00:14:01.900 The approach I recommend is examining varying topologies within distributed systems.
00:14:07.050 This can apply regardless of whether you’re dealing with Kubernetes pods or instances on Heroku.
00:14:15.180 Our first instinct might be to condense the complexity into a neat dashboard, but such oversimplification is misleading.
00:14:22.940 Simplified visuals may obscure the real messiness of distributed systems.
00:14:29.030 Don't rely on identical metrics across different applications; acknowledge the inherent complexity in what you monitor.
00:14:38.080 In determining what aspects deserve monitoring, consider questions surrounding system performance.
00:14:46.440 What are the right metrics to understand system health, and under which conditions do they operate best?
00:14:51.650 Understanding the specific application landscape helps identify what to measure.
00:14:58.390 Measuring demand indicates how much work the system processes, unique to each application’s function.
00:15:05.130 Measure how much demand is satisfied: if ten tickets per second is needed, how many are sold?
00:15:12.160 Assess efficiency to determine resource usage corresponding to output generation.
00:15:20.760 Establish capacity—does the system possess the resources required to meet demand?
00:15:29.440 In essence, thoroughly monitoring these four aspects augments your understanding of any system.
00:15:38.900 Ambiguity may arise from varied application setups, with unique workflow demands.
00:15:48.400 While it requires a deeper level of understanding, acting on these insights yields significant benefits.
00:15:54.830 Setting thresholds can become tricky; instead of relying solely on fixed metrics, consider percentile distributions.
00:16:01.900 Let’s visualize request latency as an instance—service times can vary across various requests.
00:16:06.790 When plotting latency data, you can discover critical values across various distributions.
00:16:12.640 Recognizing changes in percentiles over time can be far more revealing than fixed values.
00:16:20.800 Let’s evaluate a few scenarios.

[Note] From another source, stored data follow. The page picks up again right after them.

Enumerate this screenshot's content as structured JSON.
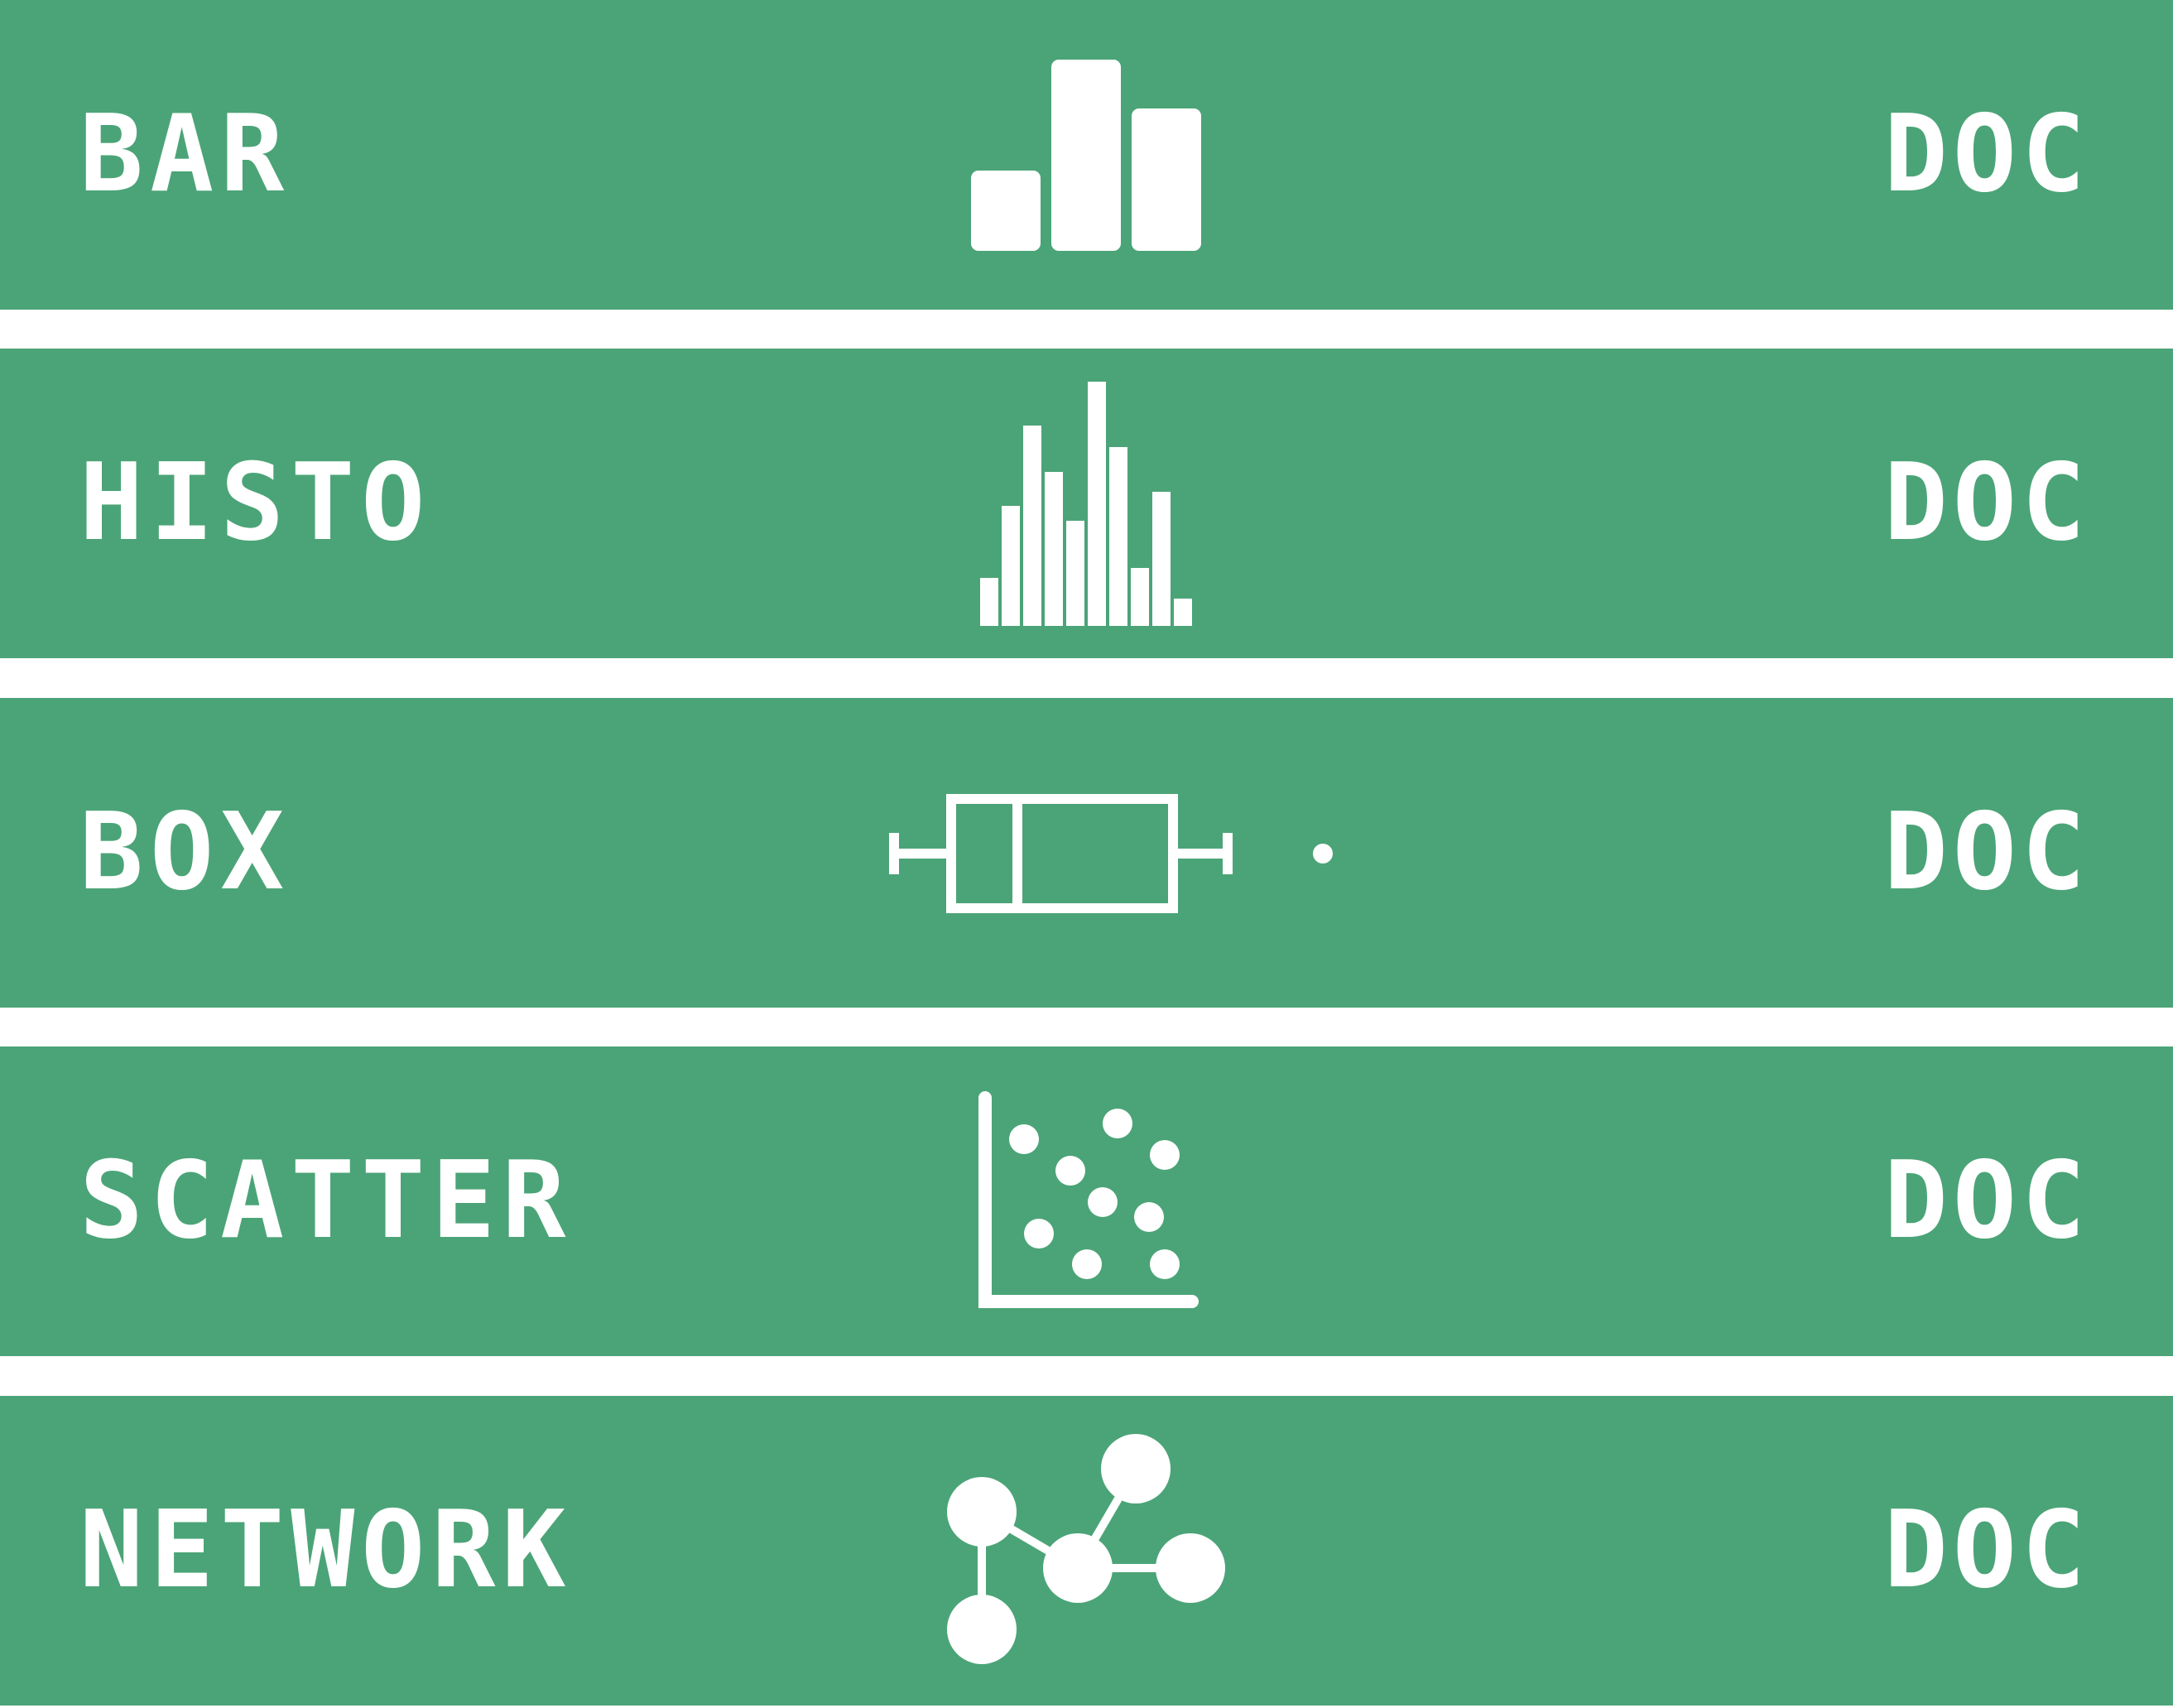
{
  "theme": {
    "row_background": "#4ba477",
    "foreground": "#ffffff",
    "page_background": "#ffffff"
  },
  "rows": [
    {
      "label": "BAR",
      "icon": "bar-chart-icon",
      "doc_label": "DOC"
    },
    {
      "label": "HISTO",
      "icon": "histogram-icon",
      "doc_label": "DOC"
    },
    {
      "label": "BOX",
      "icon": "box-plot-icon",
      "doc_label": "DOC"
    },
    {
      "label": "SCATTER",
      "icon": "scatter-plot-icon",
      "doc_label": "DOC"
    },
    {
      "label": "NETWORK",
      "icon": "network-graph-icon",
      "doc_label": "DOC"
    }
  ]
}
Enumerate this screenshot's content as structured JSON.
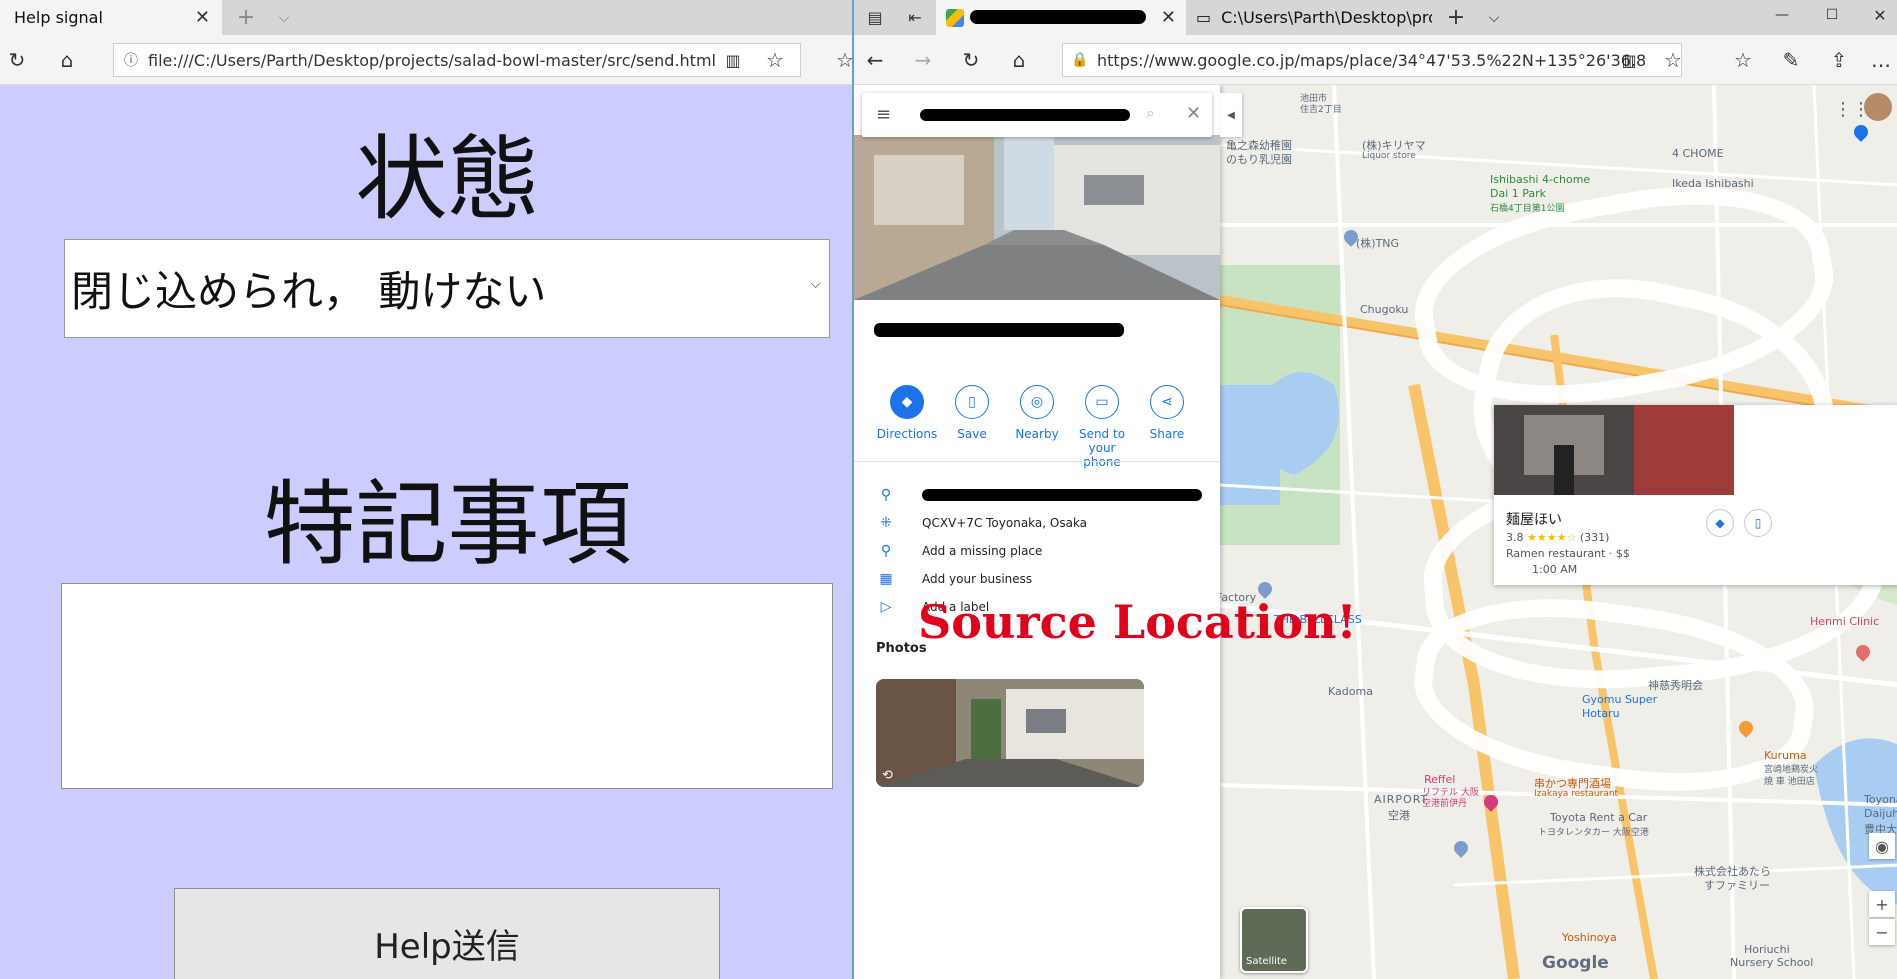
{
  "left_browser": {
    "tab_title": "Help signal",
    "address": "file:///C:/Users/Parth/Desktop/projects/salad-bowl-master/src/send.html"
  },
  "form": {
    "status_heading": "状態",
    "status_value": "閉じ込められ， 動けない",
    "notes_heading": "特記事項",
    "notes_value": "",
    "submit_label": "Help送信"
  },
  "right_browser": {
    "tab2_title": "C:\\Users\\Parth\\Desktop\\pro",
    "address": "https://www.google.co.jp/maps/place/34°47'53.5%22N+135°26'36.8"
  },
  "place_panel": {
    "actions": [
      {
        "label": "Directions"
      },
      {
        "label": "Save"
      },
      {
        "label": "Nearby"
      },
      {
        "label": "Send to your",
        "label2": "phone"
      },
      {
        "label": "Share"
      }
    ],
    "plus_code": "QCXV+7C Toyonaka, Osaka",
    "add_missing_place": "Add a missing place",
    "add_business": "Add your business",
    "add_label": "Add a label",
    "photos_heading": "Photos"
  },
  "map": {
    "annotation": "Source Location!",
    "labels": {
      "ikeda_ishibashi": "Ikeda Ishibashi",
      "chome4": "4 CHOME",
      "ishibashi_park_1": "Ishibashi 4-chome",
      "ishibashi_park_2": "Dai 1 Park",
      "ishibashi_park_3": "石橋4丁目第1公園",
      "tng": "(株)TNG",
      "chugoku": "Chugoku",
      "liquor_1": "(株)キリヤマ",
      "liquor_2": "Liquor store",
      "nursery_1": "亀之森幼稚園",
      "nursery_2": "のもり乳児園",
      "ikeda_shi": "池田市",
      "sumiyoshi": "住吉2丁目",
      "bellclass": "THE BELLCLASS",
      "factory": "Factory",
      "kadoma": "Kadoma",
      "gyomu_super": "Gyomu Super",
      "hotaru": "Hotaru",
      "airport": "AIRPORT",
      "airport_kanji": "空港",
      "kushikatsu_1": "串かつ専門酒場",
      "kushikatsu_2": "Izakaya restaurant",
      "kurume_1": "Kuruma",
      "kurume_2": "宮崎地鶏炭火",
      "kurume_3": "焼 車 池田店",
      "toyota_1": "Toyota Rent a Car",
      "toyota_2": "トヨタレンタカー 大阪空港",
      "yoshinoya": "Yoshinoya",
      "horiuchi_1": "Horiuchi",
      "horiuchi_2": "Nursery School",
      "family_1": "株式会社あたら",
      "family_2": "すファミリー",
      "toyonaka_1": "Toyona",
      "toyonaka_2": "Daijuha",
      "toyonaka_3": "豊中大",
      "henmi": "Henmi Clinic",
      "jinja": "神慈秀明会",
      "reffel_1": "Reffel",
      "reffel_2": "リフテル 大阪",
      "reffel_3": "空港前伊丹",
      "satellite": "Satellite",
      "google": "Google"
    },
    "result_card": {
      "name": "麺屋ほい",
      "rating": "3.8",
      "stars": "★★★★☆",
      "reviews": "(331)",
      "category": "Ramen restaurant · $$",
      "hours": "1:00 AM"
    }
  },
  "colors": {
    "left_bg": "#ccccff",
    "annotation": "#e3001b",
    "google_blue": "#1a73e8"
  }
}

Suppose query volume increases by 20%, with efficiency remaining constant.
00:16:29.390 In this context, processing rates would mirror the incoming demand.
00:16:36.230 In response to this scenario, I wouldn’t raise an alert.
00:16:44.250 However, let's evaluate the second scenario where the volume increases, but efficiency drops.
00:16:51.800 If request volume rises by 20%, and resource usage spikes by 60%, this should signal concern.
00:16:58.830 Ideally, if your SLO sits at 50% more capacity than that, alerting here is warranted.
00:17:04.450 Notably, the third scenario may involve a demand rise that remains unaddressed—the 80% increase.
00:17:11.380 If during this instance you only process a marginal quantity while demand heightens, it's worth investigating.
00:17:16.290 Identifying errors should consistently extend beyond traditional server specs.
00:17:23.200 Reflecting on three Fortune 100 companies that successfully implemented our strategies reveals impressive outcomes.
00:17:31.780 They witnessed nearly a 98% drop in false positives across their applications.
00:17:39.220 Furthermore, these companies reported a staggering 1500% improvement in relevant alerts.
00:17:46.190 When notifications triggered, they corresponded to violations of SLOs, concerning measurable outcomes.
00:17:52.810 Moreover, these firms have now ambitiously expanded this approach to new systems, including legacy ones.
00:17:59.160 In summary, if you take away a few key aspects of observability, remember that it is not simply a silver bullet.
00:18:07.370 It requires a toolset—there’s no one-size-fits-all library that confers observability on its own.
00:18:13.410 Approaching observability necessitates a holistic understanding of existing systems and outlining what you’re measuring.
00:18:20.720 Understanding the SLOs becomes imperative for determining metrics to monitor.
00:18:27.810 If you lack clear promises to stakeholders, reconsider your application’s fundamental value.
00:18:34.070 However daunting this task may feel, with the earlier outlined strategies, you can foster better outcomes.
00:18:44.900 Thank you very much, and enjoy lunch at RailsConf!